What are nanobodies?
- Nanobodies are a novel class of proprietary therapeutic proteins based on single-domain antibody fragments that contain the unique structural and functional properties of naturally-occurring heavy chain only antibodies.
- It is an antibody fragment consisting of a single monomeric variable antibody domain. Like a whole antibody, it is able to bind selectively to a specific antigen.
- The Nanobody technology was originally developed following the discovery and identification that camelidae (e.g. camels and llamas) possess fully functional antibodies that consist of heavy chains only and therefore lack light chains. These heavy-chain only antibodies contain a single variable domain(VHH) and two constant domains (CH2, CH3).

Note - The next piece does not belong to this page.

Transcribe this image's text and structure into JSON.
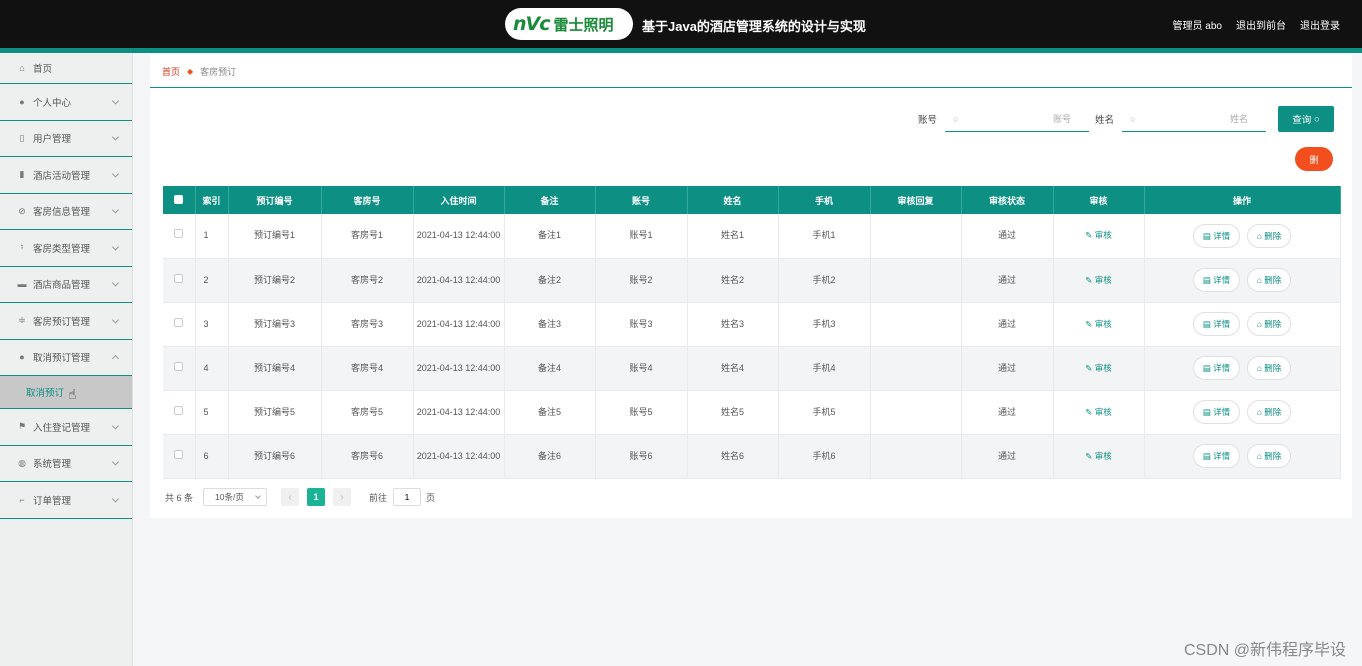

- The cloned and isolated single variable domains have full antigen binding capacity and are very stable. These single variable domains, with their unique structural and functional properties, form the basis of a new generation of therapeutic molecules.
- These peptides have similar affinity to antigens as whole antibodies, but are more heat-resistant and stable towards detergents and high concentrations of urea. Those derived from camelid and fish antibodies are less lipophilic and more soluble in water.
- They are easily isolated using the same phage panning procedure used for traditional antibodies, allowing them to be cultured in vitro in large concentrations. The smaller size and single domain make these antibodies easier to transform into bacterial cells for bulk production, making them ideal for research purposes.
- Due to their small size and unique structure, Nanobodies are ideal building blocks for the generation of novel biological drugs with multiple competitive advantages over other therapeutic molecules.
- Single-domain antibodies are being researched for multiple pharmaceutical applications and have potential for use in the treatment of acute coronary syndrome, cancer and Alzheimer's disease.